The effects of hydroxy urea (HU) and caffeine, alone and in combination, on X-ray-induced chromosome damage and mitotic delay were studied in root tips of Viciafaba. In addition, some experiments were carried out in which X-ray-irradiated roots were post-treated with 5-fluorodeoxyuridine (FdUrd). Post-treatments with all three agents were given the last few hours before fixation. Both HU and FdUrd strongly increased the frequency of X-ray-induced gaps, breaks and isochromatid breaks of the NU-type, but only when the damage was induced in replicating (S) or replicated (G2) chromosomes. The magnitude of the potentiation was independent of the initial degree of chromosome damage. Potentiation by HU was obtained in cells that were exposed to the inhibitor 2 to 5 hours before they reached metaphase.

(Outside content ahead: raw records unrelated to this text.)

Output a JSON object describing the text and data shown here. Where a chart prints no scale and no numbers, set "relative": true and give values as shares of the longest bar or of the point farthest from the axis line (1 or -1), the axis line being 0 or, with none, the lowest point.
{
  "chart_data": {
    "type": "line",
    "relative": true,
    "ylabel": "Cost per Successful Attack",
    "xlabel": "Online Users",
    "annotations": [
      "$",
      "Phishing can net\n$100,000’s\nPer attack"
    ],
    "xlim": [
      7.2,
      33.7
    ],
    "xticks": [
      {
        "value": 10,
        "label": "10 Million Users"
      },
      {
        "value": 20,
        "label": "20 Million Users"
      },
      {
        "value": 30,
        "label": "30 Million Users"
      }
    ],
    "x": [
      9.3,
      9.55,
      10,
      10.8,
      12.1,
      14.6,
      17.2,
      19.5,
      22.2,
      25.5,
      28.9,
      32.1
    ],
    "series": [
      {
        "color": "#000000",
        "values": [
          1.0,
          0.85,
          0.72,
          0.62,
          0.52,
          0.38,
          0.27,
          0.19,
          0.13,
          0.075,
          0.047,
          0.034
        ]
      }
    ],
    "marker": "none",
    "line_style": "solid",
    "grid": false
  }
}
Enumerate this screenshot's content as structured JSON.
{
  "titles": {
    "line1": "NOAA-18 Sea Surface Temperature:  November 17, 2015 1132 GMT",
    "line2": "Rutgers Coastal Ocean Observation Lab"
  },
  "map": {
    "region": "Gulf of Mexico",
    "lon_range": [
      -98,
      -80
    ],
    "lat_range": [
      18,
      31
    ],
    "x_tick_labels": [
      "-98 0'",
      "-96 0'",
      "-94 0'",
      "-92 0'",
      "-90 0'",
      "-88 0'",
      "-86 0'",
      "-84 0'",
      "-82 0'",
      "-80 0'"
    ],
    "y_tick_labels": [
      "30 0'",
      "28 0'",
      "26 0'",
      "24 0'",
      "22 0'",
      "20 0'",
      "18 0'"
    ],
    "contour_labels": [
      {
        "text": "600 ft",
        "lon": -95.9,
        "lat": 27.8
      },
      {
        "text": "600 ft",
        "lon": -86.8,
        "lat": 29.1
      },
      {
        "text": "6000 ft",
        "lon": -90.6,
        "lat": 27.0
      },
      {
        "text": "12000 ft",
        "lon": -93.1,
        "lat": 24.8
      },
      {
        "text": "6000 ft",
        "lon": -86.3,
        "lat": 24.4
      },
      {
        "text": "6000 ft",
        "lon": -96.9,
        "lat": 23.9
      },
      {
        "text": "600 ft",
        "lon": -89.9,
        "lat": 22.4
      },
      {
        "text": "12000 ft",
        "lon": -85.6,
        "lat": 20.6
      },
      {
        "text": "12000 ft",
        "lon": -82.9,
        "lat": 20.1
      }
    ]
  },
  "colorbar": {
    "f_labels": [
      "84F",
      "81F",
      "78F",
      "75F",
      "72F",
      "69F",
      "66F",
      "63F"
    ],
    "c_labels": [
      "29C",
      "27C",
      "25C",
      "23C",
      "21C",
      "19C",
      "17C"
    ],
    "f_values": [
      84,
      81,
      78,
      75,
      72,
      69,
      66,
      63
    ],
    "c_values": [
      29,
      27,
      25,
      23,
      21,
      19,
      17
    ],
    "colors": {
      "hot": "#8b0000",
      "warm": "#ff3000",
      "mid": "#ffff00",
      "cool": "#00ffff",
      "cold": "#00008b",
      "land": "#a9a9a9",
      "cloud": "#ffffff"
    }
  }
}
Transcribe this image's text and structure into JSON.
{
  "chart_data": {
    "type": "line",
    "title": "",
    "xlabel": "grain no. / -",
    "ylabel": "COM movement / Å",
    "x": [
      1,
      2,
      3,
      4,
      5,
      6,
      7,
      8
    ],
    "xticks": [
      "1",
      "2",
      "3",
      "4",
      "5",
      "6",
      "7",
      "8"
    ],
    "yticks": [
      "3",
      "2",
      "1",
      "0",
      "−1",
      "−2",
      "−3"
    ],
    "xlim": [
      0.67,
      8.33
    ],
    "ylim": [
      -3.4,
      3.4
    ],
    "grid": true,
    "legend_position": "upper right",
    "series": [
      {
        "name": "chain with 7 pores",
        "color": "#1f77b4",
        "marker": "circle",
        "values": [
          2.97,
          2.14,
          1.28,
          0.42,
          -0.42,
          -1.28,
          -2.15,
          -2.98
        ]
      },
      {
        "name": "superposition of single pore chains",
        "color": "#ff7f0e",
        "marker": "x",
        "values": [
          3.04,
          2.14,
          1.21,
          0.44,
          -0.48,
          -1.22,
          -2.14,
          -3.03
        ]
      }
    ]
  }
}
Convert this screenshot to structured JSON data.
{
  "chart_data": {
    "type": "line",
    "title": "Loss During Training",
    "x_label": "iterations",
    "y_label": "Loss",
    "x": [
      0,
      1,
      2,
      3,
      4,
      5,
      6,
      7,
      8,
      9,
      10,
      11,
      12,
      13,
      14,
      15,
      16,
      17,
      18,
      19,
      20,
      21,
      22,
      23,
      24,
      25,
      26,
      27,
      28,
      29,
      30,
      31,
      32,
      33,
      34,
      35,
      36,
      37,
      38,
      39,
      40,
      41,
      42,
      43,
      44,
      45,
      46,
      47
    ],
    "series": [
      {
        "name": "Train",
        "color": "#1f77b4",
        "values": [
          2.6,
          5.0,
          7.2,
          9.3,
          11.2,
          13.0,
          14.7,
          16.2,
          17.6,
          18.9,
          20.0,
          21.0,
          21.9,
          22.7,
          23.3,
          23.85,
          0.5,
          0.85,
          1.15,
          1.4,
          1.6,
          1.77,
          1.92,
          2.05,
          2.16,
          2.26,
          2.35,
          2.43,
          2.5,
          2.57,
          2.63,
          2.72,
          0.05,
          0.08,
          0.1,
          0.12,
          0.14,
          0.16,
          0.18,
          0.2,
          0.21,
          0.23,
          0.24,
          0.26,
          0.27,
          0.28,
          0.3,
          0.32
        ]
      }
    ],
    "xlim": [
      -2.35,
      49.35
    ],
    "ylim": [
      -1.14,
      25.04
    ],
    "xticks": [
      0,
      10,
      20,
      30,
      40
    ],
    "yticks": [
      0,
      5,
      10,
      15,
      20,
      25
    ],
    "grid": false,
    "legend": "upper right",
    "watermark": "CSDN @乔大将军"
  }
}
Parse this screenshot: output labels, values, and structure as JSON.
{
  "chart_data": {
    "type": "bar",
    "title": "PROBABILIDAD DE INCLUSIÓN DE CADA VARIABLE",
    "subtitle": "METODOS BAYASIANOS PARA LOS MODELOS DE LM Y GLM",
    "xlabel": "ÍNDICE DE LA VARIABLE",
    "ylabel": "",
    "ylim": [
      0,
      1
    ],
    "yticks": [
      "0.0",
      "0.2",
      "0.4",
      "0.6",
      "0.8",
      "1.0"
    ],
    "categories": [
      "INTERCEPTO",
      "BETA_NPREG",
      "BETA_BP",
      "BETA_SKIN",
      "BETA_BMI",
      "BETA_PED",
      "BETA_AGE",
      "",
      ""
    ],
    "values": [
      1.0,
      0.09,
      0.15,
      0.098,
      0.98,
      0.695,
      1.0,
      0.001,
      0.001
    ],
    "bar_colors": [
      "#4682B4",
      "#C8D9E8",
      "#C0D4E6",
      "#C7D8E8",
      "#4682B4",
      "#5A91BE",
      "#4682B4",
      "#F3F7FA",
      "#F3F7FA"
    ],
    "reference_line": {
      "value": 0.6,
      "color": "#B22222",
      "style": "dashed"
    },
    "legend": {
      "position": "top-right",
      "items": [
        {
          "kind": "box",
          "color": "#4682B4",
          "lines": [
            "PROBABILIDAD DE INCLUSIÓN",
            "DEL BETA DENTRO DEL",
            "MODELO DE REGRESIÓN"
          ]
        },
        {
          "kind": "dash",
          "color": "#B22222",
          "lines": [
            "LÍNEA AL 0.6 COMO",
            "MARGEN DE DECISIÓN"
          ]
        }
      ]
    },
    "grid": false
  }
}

The potentiating effect of FdUrd on X-ray-induced chromosome damage was completely reversed by thymidine. Caffeine was able to potentiate induced chromosome damage only if the cells were X-ray-irradiated in the G2 phase and if the post-treatment with caffeine was given directly after irradiation. The experimental results are compared with results of analogous experiments performed in mammalian cells. Possible molecular mechanisms involved in the action of HU, FdUrd and caffeine on the formation of X-ray-induced chromatid aberrations are discussed.